I’ll tell you how good it was, the next day after I had caught and enjoyed another hundred plus catch of small pollack and coalies on the new rod, we raced back to Tobermory and Loz bought the 15-45 gm version. It was even better and will be a perfect 9 ft river rod for ultra lighting.

Properly tooled up now we set off for the opposite bank as the wind changed and almost unbelievably the sun poked its nose round the corner and the rain dried up - mostly.

What fun we had then. True, we ran out of 2 gm jigheads, but we soon knocked some up out of long shank fine wire hooks by bending the shank, pinching a single swan shot on the angle and fixing it with superglue.

The fish got a bit bigger and the light rods allowed them to show off their surprising strength. Eventually we had them to a pound or so and anything over 4 ounces would dive like a submarine for the rocks making our clutches buzz in irritation that such small fish should be so bold.

Needless to say as lure anglers we tried bigger lures, but they failed us and despite every cast at the surface resulting in a fish, we spent a lot of time testing the depths for better fish.

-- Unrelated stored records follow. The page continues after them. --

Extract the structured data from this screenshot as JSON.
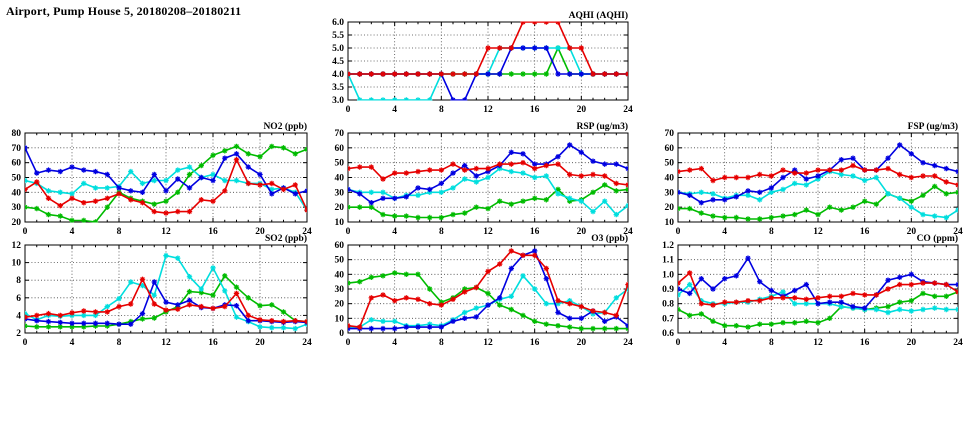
{
  "title": "Airport, Pump House 5, 20180208–20180211",
  "colors": {
    "green": "#00bb00",
    "cyan": "#00dede",
    "blue": "#0000e0",
    "red": "#e60000",
    "axis": "#000000",
    "grid": "#444444"
  },
  "hours": [
    0,
    1,
    2,
    3,
    4,
    5,
    6,
    7,
    8,
    9,
    10,
    11,
    12,
    13,
    14,
    15,
    16,
    17,
    18,
    19,
    20,
    21,
    22,
    23,
    24
  ],
  "chart_data": [
    {
      "id": "aqhi",
      "type": "line",
      "title": "AQHI (AQHI)",
      "ylim": [
        3,
        6
      ],
      "ytick_step": 0.5,
      "ydecimals": 1,
      "xlim": [
        0,
        24
      ],
      "xtick_step": 4,
      "grid": true,
      "legend": "none",
      "series": [
        {
          "name": "green",
          "values": [
            4,
            4,
            4,
            4,
            4,
            4,
            4,
            4,
            4,
            4,
            4,
            4,
            4,
            4,
            4,
            4,
            4,
            4,
            5,
            4,
            4,
            4,
            4,
            4,
            4
          ]
        },
        {
          "name": "cyan",
          "values": [
            4,
            3,
            3,
            3,
            3,
            3,
            3,
            3,
            4,
            4,
            4,
            4,
            4,
            5,
            5,
            5,
            5,
            5,
            5,
            5,
            4,
            4,
            4,
            4,
            4
          ]
        },
        {
          "name": "blue",
          "values": [
            4,
            4,
            4,
            4,
            4,
            4,
            4,
            4,
            4,
            3,
            3,
            4,
            4,
            4,
            5,
            5,
            5,
            5,
            4,
            4,
            4,
            4,
            4,
            4,
            4
          ]
        },
        {
          "name": "red",
          "values": [
            4,
            4,
            4,
            4,
            4,
            4,
            4,
            4,
            4,
            4,
            4,
            4,
            5,
            5,
            5,
            6,
            6,
            6,
            6,
            5,
            5,
            4,
            4,
            4,
            4
          ]
        }
      ]
    },
    {
      "id": "no2",
      "type": "line",
      "title": "NO2 (ppb)",
      "ylim": [
        20,
        80
      ],
      "ytick_step": 10,
      "ydecimals": 0,
      "xlim": [
        0,
        24
      ],
      "xtick_step": 4,
      "grid": true,
      "legend": "none",
      "series": [
        {
          "name": "green",
          "values": [
            30,
            29,
            25,
            24,
            21,
            21,
            20,
            30,
            40,
            36,
            34,
            32,
            34,
            40,
            52,
            58,
            65,
            68,
            71,
            66,
            64,
            71,
            70,
            66,
            69
          ]
        },
        {
          "name": "cyan",
          "values": [
            48,
            46,
            41,
            40,
            39,
            46,
            43,
            43,
            44,
            54,
            46,
            48,
            48,
            55,
            57,
            50,
            52,
            48,
            48,
            46,
            46,
            42,
            43,
            40,
            28
          ]
        },
        {
          "name": "blue",
          "values": [
            70,
            53,
            55,
            54,
            57,
            55,
            54,
            52,
            43,
            41,
            40,
            52,
            41,
            49,
            43,
            50,
            48,
            63,
            66,
            57,
            52,
            39,
            43,
            39,
            41
          ]
        },
        {
          "name": "red",
          "values": [
            42,
            47,
            36,
            31,
            36,
            33,
            34,
            36,
            39,
            35,
            33,
            27,
            26,
            27,
            27,
            35,
            34,
            41,
            62,
            46,
            45,
            46,
            42,
            45,
            28
          ]
        }
      ]
    },
    {
      "id": "rsp",
      "type": "line",
      "title": "RSP (ug/m3)",
      "ylim": [
        10,
        70
      ],
      "ytick_step": 10,
      "ydecimals": 0,
      "xlim": [
        0,
        24
      ],
      "xtick_step": 4,
      "grid": true,
      "legend": "none",
      "series": [
        {
          "name": "green",
          "values": [
            20,
            20,
            20,
            15,
            14,
            14,
            13,
            13,
            13,
            15,
            16,
            20,
            19,
            24,
            22,
            24,
            26,
            25,
            32,
            24,
            25,
            30,
            35,
            31,
            32
          ]
        },
        {
          "name": "cyan",
          "values": [
            32,
            30,
            30,
            30,
            26,
            28,
            28,
            30,
            30,
            33,
            39,
            37,
            40,
            46,
            44,
            43,
            40,
            41,
            29,
            26,
            24,
            17,
            24,
            15,
            21
          ]
        },
        {
          "name": "blue",
          "values": [
            32,
            29,
            23,
            26,
            26,
            27,
            33,
            32,
            36,
            43,
            48,
            41,
            44,
            48,
            57,
            56,
            49,
            49,
            54,
            62,
            57,
            51,
            49,
            49,
            46
          ]
        },
        {
          "name": "red",
          "values": [
            46,
            47,
            47,
            39,
            43,
            43,
            44,
            45,
            45,
            49,
            45,
            46,
            46,
            49,
            49,
            50,
            46,
            48,
            49,
            42,
            41,
            42,
            41,
            36,
            35
          ]
        }
      ]
    },
    {
      "id": "fsp",
      "type": "line",
      "title": "FSP (ug/m3)",
      "ylim": [
        10,
        70
      ],
      "ytick_step": 10,
      "ydecimals": 0,
      "xlim": [
        0,
        24
      ],
      "xtick_step": 4,
      "grid": true,
      "legend": "none",
      "series": [
        {
          "name": "green",
          "values": [
            19,
            19,
            16,
            14,
            13,
            13,
            12,
            12,
            13,
            14,
            15,
            18,
            15,
            20,
            18,
            20,
            24,
            22,
            29,
            26,
            24,
            28,
            34,
            29,
            30
          ]
        },
        {
          "name": "cyan",
          "values": [
            30,
            29,
            30,
            29,
            26,
            28,
            28,
            25,
            30,
            32,
            36,
            35,
            39,
            44,
            42,
            41,
            38,
            40,
            29,
            26,
            20,
            15,
            14,
            13,
            18
          ]
        },
        {
          "name": "blue",
          "values": [
            30,
            28,
            23,
            25,
            25,
            27,
            31,
            30,
            33,
            40,
            45,
            39,
            41,
            45,
            52,
            53,
            45,
            45,
            53,
            62,
            56,
            50,
            48,
            46,
            44
          ]
        },
        {
          "name": "red",
          "values": [
            44,
            45,
            46,
            38,
            40,
            40,
            40,
            42,
            41,
            45,
            43,
            43,
            45,
            45,
            45,
            48,
            45,
            45,
            46,
            42,
            40,
            41,
            41,
            37,
            35
          ]
        }
      ]
    },
    {
      "id": "so2",
      "type": "line",
      "title": "SO2 (ppb)",
      "ylim": [
        2,
        12
      ],
      "ytick_step": 2,
      "ydecimals": 0,
      "xlim": [
        0,
        24
      ],
      "xtick_step": 4,
      "grid": true,
      "legend": "none",
      "series": [
        {
          "name": "green",
          "values": [
            2.8,
            2.7,
            2.7,
            2.7,
            2.7,
            2.7,
            2.8,
            2.8,
            3.0,
            3.3,
            3.6,
            3.7,
            4.4,
            5.0,
            6.7,
            6.6,
            6.3,
            8.5,
            7.2,
            6.0,
            5.1,
            5.2,
            4.4,
            3.4,
            3.3
          ]
        },
        {
          "name": "cyan",
          "values": [
            4.2,
            3.5,
            4.0,
            3.9,
            4.0,
            4.0,
            4.0,
            5.0,
            5.9,
            7.8,
            7.4,
            6.3,
            10.8,
            10.5,
            8.4,
            7.0,
            9.4,
            6.8,
            3.8,
            3.3,
            2.7,
            2.6,
            2.6,
            2.5,
            3.0
          ]
        },
        {
          "name": "blue",
          "values": [
            3.6,
            3.4,
            3.3,
            3.2,
            3.1,
            3.1,
            3.1,
            3.1,
            3.0,
            3.0,
            4.2,
            7.8,
            5.5,
            5.2,
            5.7,
            4.9,
            4.8,
            5.2,
            5.1,
            3.4,
            3.4,
            3.3,
            3.2,
            3.3,
            3.2
          ]
        },
        {
          "name": "red",
          "values": [
            3.8,
            4.0,
            4.2,
            4.0,
            4.3,
            4.5,
            4.4,
            4.4,
            5.0,
            5.3,
            8.1,
            5.3,
            4.6,
            4.7,
            5.2,
            5.0,
            4.8,
            5.0,
            6.5,
            4.0,
            3.5,
            3.4,
            3.3,
            3.4,
            3.3
          ]
        }
      ]
    },
    {
      "id": "o3",
      "type": "line",
      "title": "O3 (ppb)",
      "ylim": [
        0,
        60
      ],
      "ytick_step": 10,
      "ydecimals": 0,
      "xlim": [
        0,
        24
      ],
      "xtick_step": 4,
      "grid": true,
      "legend": "none",
      "series": [
        {
          "name": "green",
          "values": [
            34,
            35,
            38,
            39,
            41,
            40,
            40,
            30,
            21,
            24,
            30,
            31,
            27,
            19,
            16,
            12,
            8,
            6,
            5,
            4,
            3,
            3,
            3,
            3,
            3
          ]
        },
        {
          "name": "cyan",
          "values": [
            4,
            4,
            9,
            8,
            8,
            5,
            5,
            6,
            5,
            9,
            14,
            17,
            19,
            23,
            25,
            39,
            30,
            20,
            20,
            22,
            18,
            13,
            14,
            24,
            30
          ]
        },
        {
          "name": "blue",
          "values": [
            3,
            3,
            3,
            3,
            3,
            4,
            4,
            4,
            4,
            8,
            10,
            11,
            19,
            24,
            44,
            53,
            56,
            37,
            14,
            10,
            10,
            15,
            8,
            11,
            5
          ]
        },
        {
          "name": "red",
          "values": [
            5,
            4,
            24,
            26,
            22,
            24,
            23,
            20,
            19,
            23,
            28,
            31,
            42,
            47,
            56,
            53,
            53,
            44,
            22,
            20,
            18,
            15,
            14,
            12,
            33
          ]
        }
      ]
    },
    {
      "id": "co",
      "type": "line",
      "title": "CO (ppm)",
      "ylim": [
        0.6,
        1.2
      ],
      "ytick_step": 0.1,
      "ydecimals": 1,
      "xlim": [
        0,
        24
      ],
      "xtick_step": 4,
      "grid": true,
      "legend": "none",
      "series": [
        {
          "name": "green",
          "values": [
            0.76,
            0.72,
            0.73,
            0.68,
            0.65,
            0.65,
            0.64,
            0.66,
            0.66,
            0.67,
            0.67,
            0.68,
            0.67,
            0.7,
            0.78,
            0.77,
            0.76,
            0.77,
            0.78,
            0.81,
            0.82,
            0.87,
            0.85,
            0.85,
            0.88
          ]
        },
        {
          "name": "cyan",
          "values": [
            0.86,
            0.93,
            0.82,
            0.8,
            0.8,
            0.81,
            0.81,
            0.83,
            0.85,
            0.88,
            0.8,
            0.8,
            0.8,
            0.8,
            0.78,
            0.77,
            0.76,
            0.76,
            0.74,
            0.76,
            0.75,
            0.76,
            0.77,
            0.76,
            0.76
          ]
        },
        {
          "name": "blue",
          "values": [
            0.9,
            0.87,
            0.97,
            0.9,
            0.97,
            0.99,
            1.11,
            0.95,
            0.89,
            0.85,
            0.89,
            0.93,
            0.8,
            0.81,
            0.81,
            0.78,
            0.77,
            0.86,
            0.96,
            0.98,
            1.0,
            0.95,
            0.94,
            0.93,
            0.93
          ]
        },
        {
          "name": "red",
          "values": [
            0.94,
            1.01,
            0.8,
            0.79,
            0.81,
            0.81,
            0.82,
            0.82,
            0.84,
            0.84,
            0.84,
            0.83,
            0.84,
            0.85,
            0.85,
            0.87,
            0.86,
            0.86,
            0.9,
            0.93,
            0.93,
            0.94,
            0.94,
            0.93,
            0.88
          ]
        }
      ]
    }
  ]
}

I don’t know how far the tide rose and fell, fifteen feet maybe, but we could fish the top of the submerged seaweed at high tide even with 2 gram jigs. There was no flow, just a steady rise and fall.

Eventually we located a new species. Fishing as deep as possible, small cod up to a pound would take the lures as they accelerated up and away from the seaweed. Three turns and drop it back down to a count of three and we would get another chance. I even had a 1-8 sea trout to round the list off nicely although it was about as determined to escape as a rotten lettuce. Give me some more light rock fishing again soon, please.